DBT aims to create a collaborative relationship between the therapist and the patient and, as soon as the DBT for substance abuse begins, the plan calls for full abstinence in order for the therapy to be successful.
However, abstinence can sound threatening to a client that’s new to recovery. For this reason, dialectical behavioral therapy sets smaller objectives that are easy to reach so that the patient can eventually obtain full abstinence in the long run.
How Does DBT Work?
As a client moves on with the program, DBT focuses on several areas of a person’s life in order to offer the chance of a full recovery.
Some of the therapy’s main objectives are:
- Minimize withdrawal symptoms.
- Minimize the chances of relapses.
- Create a social environment that is safe for the client and free of temptations.
- Help the patient create healthy and safe relationships.

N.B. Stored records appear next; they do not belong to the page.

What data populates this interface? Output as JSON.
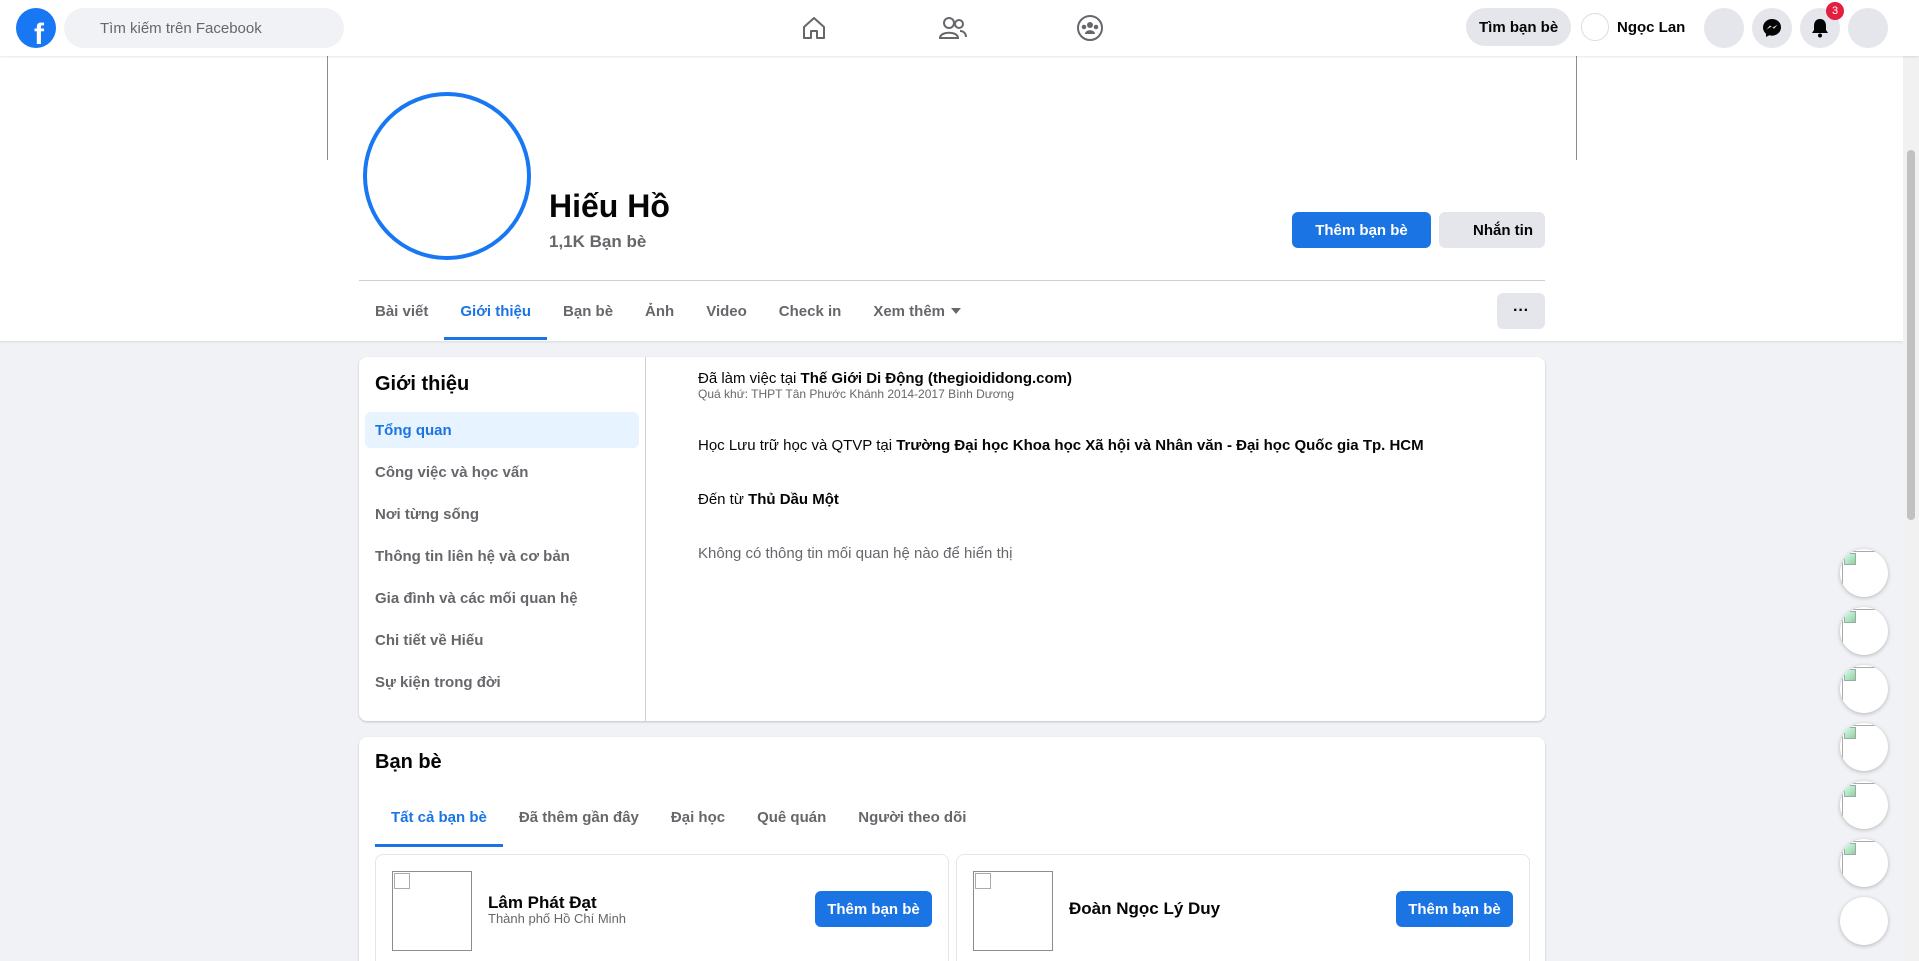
{
  "topbar": {
    "logo_letter": "f",
    "search_placeholder": "Tìm kiếm trên Facebook",
    "find_friends": "Tìm bạn bè",
    "user_name": "Ngọc Lan",
    "notification_count": "3"
  },
  "profile": {
    "name": "Hiếu Hồ",
    "friends_count": "1,1K Bạn bè",
    "add_friend": "Thêm bạn bè",
    "message": "Nhắn tin",
    "tabs": [
      "Bài viết",
      "Giới thiệu",
      "Bạn bè",
      "Ảnh",
      "Video",
      "Check in",
      "Xem thêm"
    ],
    "more": "···"
  },
  "about": {
    "title": "Giới thiệu",
    "menu": [
      "Tổng quan",
      "Công việc và học vấn",
      "Nơi từng sống",
      "Thông tin liên hệ và cơ bản",
      "Gia đình và các mối quan hệ",
      "Chi tiết về Hiếu",
      "Sự kiện trong đời"
    ],
    "work_prefix": "Đã làm việc tại ",
    "work_place": "Thế Giới Di Động (thegioididong.com)",
    "work_past": "Quá khứ: THPT Tân Phước Khánh 2014-2017 Bình Dương",
    "study_prefix": "Học Lưu trữ học và QTVP tại ",
    "study_place": "Trường Đại học Khoa học Xã hội và Nhân văn - Đại học Quốc gia Tp. HCM",
    "from_prefix": "Đến từ ",
    "from_place": "Thủ Dầu Một",
    "relationship": "Không có thông tin mối quan hệ nào để hiển thị"
  },
  "friends": {
    "title": "Bạn bè",
    "tabs": [
      "Tất cả bạn bè",
      "Đã thêm gần đây",
      "Đại học",
      "Quê quán",
      "Người theo dõi"
    ],
    "items": [
      {
        "name": "Lâm Phát Đạt",
        "location": "Thành phố Hồ Chí Minh",
        "button": "Thêm bạn bè"
      },
      {
        "name": "Đoàn Ngọc Lý Duy",
        "location": "",
        "button": "Thêm bạn bè"
      }
    ]
  },
  "colors": {
    "accent": "#1b74e4",
    "badge": "#e41e3f"
  }
}
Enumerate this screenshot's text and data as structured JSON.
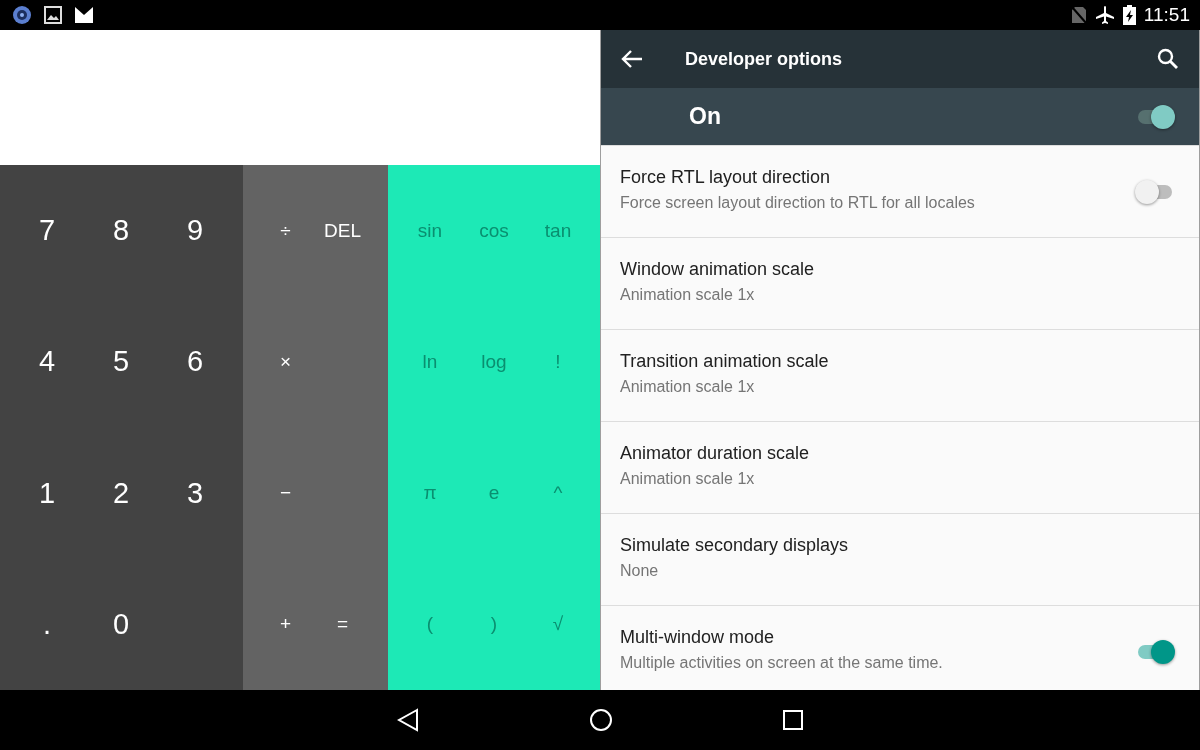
{
  "status_bar": {
    "time": "11:51"
  },
  "calculator": {
    "digit_rows": [
      [
        "7",
        "8",
        "9"
      ],
      [
        "4",
        "5",
        "6"
      ],
      [
        "1",
        "2",
        "3"
      ],
      [
        ".",
        "0"
      ]
    ],
    "operator_rows": [
      [
        "÷",
        "DEL"
      ],
      [
        "×"
      ],
      [
        "−"
      ],
      [
        "+",
        "="
      ]
    ],
    "function_rows": [
      [
        "sin",
        "cos",
        "tan"
      ],
      [
        "ln",
        "log",
        "!"
      ],
      [
        "π",
        "e",
        "^"
      ],
      [
        "(",
        ")",
        "√"
      ]
    ]
  },
  "settings": {
    "title": "Developer options",
    "master": {
      "label": "On",
      "on": true
    },
    "items": [
      {
        "title": "Force RTL layout direction",
        "summary": "Force screen layout direction to RTL for all locales",
        "kind": "switch",
        "checked": false
      },
      {
        "title": "Window animation scale",
        "summary": "Animation scale 1x",
        "kind": "plain"
      },
      {
        "title": "Transition animation scale",
        "summary": "Animation scale 1x",
        "kind": "plain"
      },
      {
        "title": "Animator duration scale",
        "summary": "Animation scale 1x",
        "kind": "plain"
      },
      {
        "title": "Simulate secondary displays",
        "summary": "None",
        "kind": "plain"
      },
      {
        "title": "Multi-window mode",
        "summary": "Multiple activities on screen at the same time.",
        "kind": "switch",
        "checked": true
      }
    ]
  }
}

- Help the client give up thoughts that might lead to substance abuse.
Through these steps, the ultimate goal of dialectical behavior therapy is helping the patient towards what is generally called a ‘clear mind.’ When a person finally reaches this state, they are able to recognize what can possibly threaten their newly acquired healthy lifestyle, and they can then keep focusing on their objectives.
Ultimately, a patient will know how to avoid relapses and how to deal with trigger situations; Take a look at this article on the NCBI website if you wish to find out additional details on the relationship between DBT and substance abuse.
DBT: The 5 Main Functions
The foundations of DBT drug therapy are five main functions that want to eliminate negative emotions and thoughts from a person’s life.
Here are the main pillars dialectic behavioral therapy is based on:
- Increase Capabilities: Through group therapy sessions or assignments, DBT wants to teach or improve a person’s necessary life skills that are the starting point of a full recovery and a healthy lifestyle.
- Generalizing Capabilities: This part of the dialectical therapy focuses on each individual and tries to help them develop healthy coping methods they can use to deal with the personal events that take place in their life.
- Reducing Dysfunctional Behaviors: The ultimate objective of this function is to motivate a client to make positive improvements in their life.
- Structuring the Environment: Here, the aim is to cut negative influences from the patient’s life while creating a healthy and safe environment.
- Maintaining the Capabilities: The therapists stay updated on the best therapeutic methods that can be offered to the client so that they can always provide the best possible treatments.
What Can DBT Therapy Techniques Improve in Addict’s Behavior?
Dialectical behavior therapy can improve several areas of a patient’s life. However, the main four are:
- Emotion regulation: Helps a client handle emotions in a safe way that doesn’t include drugs.
- Mindfulness: Keeps the client focused on what is happening in the present rather than being caught in painful memories of the past.
- Relationships: Helps the patient improve their communication skills.
- Distress tolerance: Finds healthy ways the client can use to overcome stressful situations by practicing radical acceptance of the current moment.